I found my first “cancer mistake” at work today. Basically anything that went wrong at work during the month of march I’m blaming it on cancer.
I work as a National Sales Assistant for Fox in Chicago. My day to day work usually includes inputting and maintaining current orders. Basically, I place advertisements throughout the country for the network. A lot of my job includes manually inputting information about the spots into our traffic system. So I’m inputting things like program, spot length, rate, rating, time periods, and so on. The job has a lot of room for error to begin with but add your dad dying of cancer into the mix and I guess your bound to make a few mistakes.
I got an email yesterday from a buyer’s assistant about a discrepant spot. I went back into the order and tried to figure out what it was. Once I found the discrepant spot (which turns out I not only input it for the wrong week I sent is as a :15 second spot instead of a :30 second spot) I went into the history tab to find out when I sent this change. It was 3/24 and within 2 seconds of looking at the calendar I knew why I made the mistake.
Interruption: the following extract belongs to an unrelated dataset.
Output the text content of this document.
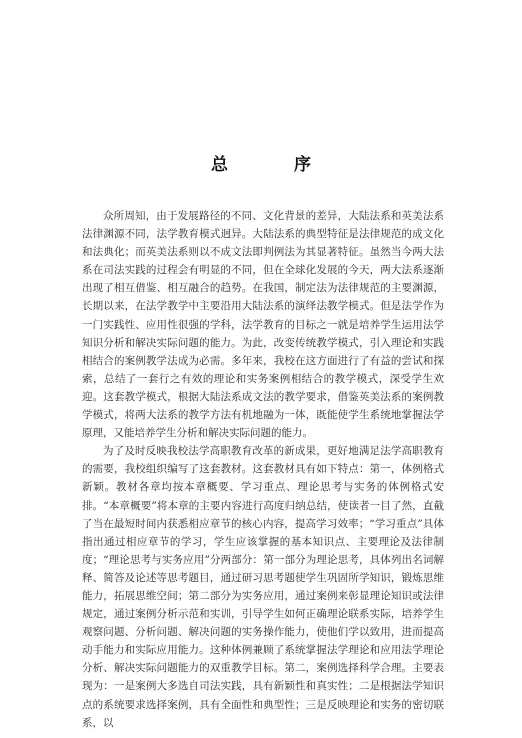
总 序

众所周知，由于发展路径的不同、文化背景的差异，大陆法系和英美法系法律渊源不同，法学教育模式迥异。大陆法系的典型特征是法律规范的成文化和法典化；而英美法系则以不成文法即判例法为其显著特征。虽然当今两大法系在司法实践的过程会有明显的不同，但在全球化发展的今天，两大法系逐渐出现了相互借鉴、相互融合的趋势。在我国，制定法为法律规范的主要渊源，长期以来，在法学教学中主要沿用大陆法系的演绎法教学模式。但是法学作为一门实践性、应用性很强的学科，法学教育的目标之一就是培养学生运用法学知识分析和解决实际问题的能力。为此，改变传统教学模式，引入理论和实践相结合的案例教学法成为必需。多年来，我校在这方面进行了有益的尝试和探索，总结了一套行之有效的理论和实务案例相结合的教学模式，深受学生欢迎。这套教学模式，根据大陆法系成文法的教学要求，借鉴英美法系的案例教学模式，将两大法系的教学方法有机地融为一体，既能使学生系统地掌握法学原理，又能培养学生分析和解决实际问题的能力。

为了及时反映我校法学高职教育改革的新成果，更好地满足法学高职教育的需要，我校组织编写了这套教材。这套教材具有如下特点：第一，体例格式新颖。教材各章均按本章概要、学习重点、理论思考与实务的体例格式安排。“本章概要”将本章的主要内容进行高度归纳总结，使读者一目了然，直截了当在最短时间内获悉相应章节的核心内容，提高学习效率；“学习重点”具体指出通过相应章节的学习，学生应该掌握的基本知识点、主要理论及法律制度；“理论思考与实务应用”分两部分：第一部分为理论思考，具体列出名词解释、简答及论述等思考题目，通过研习思考题使学生巩固所学知识，锻炼思维能力，拓展思维空间；第二部分为实务应用，通过案例来彰显理论知识或法律规定，通过案例分析示范和实训，引导学生如何正确理论联系实际，培养学生观察问题、分析问题、解决问题的实务操作能力，使他们学以致用，进而提高动手能力和实际应用能力。这种体例兼顾了系统掌握法学理论和应用法学理论分析、解决实际问题能力的双重教学目标。第二，案例选择科学合理。主要表现为：一是案例大多选自司法实践，具有新颖性和真实性；二是根据法学知识点的系统要求选择案例，具有全面性和典型性；三是反映理论和实务的密切联系，以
3/24 was a Thursday and I went into work an hour and a half late that morning. Why? Well because at 3 am on Thursday morning my dad decided he wanted to make soup. I was in bed upstairs when I heard plates and pans crashing into the sink. I went downstairs to find my dad standing at the sink, dishpan in hand, with the water running, and all the dishes in the sink. I happened to take a look at the stove, which thank God I did, because my dad had placed a ceramic bowl over the flame on the stove with nothing inside of it. I immediately grabbed a towel and took the bowl off the flame and it shattered on the counter shortly after that. My dad was in a haze because of his ammonia levels being so high but he managed to tell me that he was trying to make soup but he got confused. I told him to go lay down and I’d make him some soup. So there I was, 3:30 am, making soup, and crying.
I sat with him in bed and helped him eat, making sure he didn’t spill on himself, and cleaning up whatever soup managed to miss his mouth and fall on the floor. Once he was done I cleaned all the dishes and went to bed. The next morning I called my boss and explained what happened and asked if it was ok if I slept in a little and came to work late. She, being the sweet angel woman she is, said of course. I came into work exhausted and made my cancer mistake.
I know there’s more mistakes out there and I’m going to find them more and more now. It’s crappy because A) I hate making mistakes and B) now my mistakes are going to take me back to those tough moments with my dad- the moments I’m trying so hard to forget.
It’s not the end of the world. I think the buyer will take a partial credit and we won’t lose a lot of money which is good. I just hate that it happened and I hate that I know why it happened.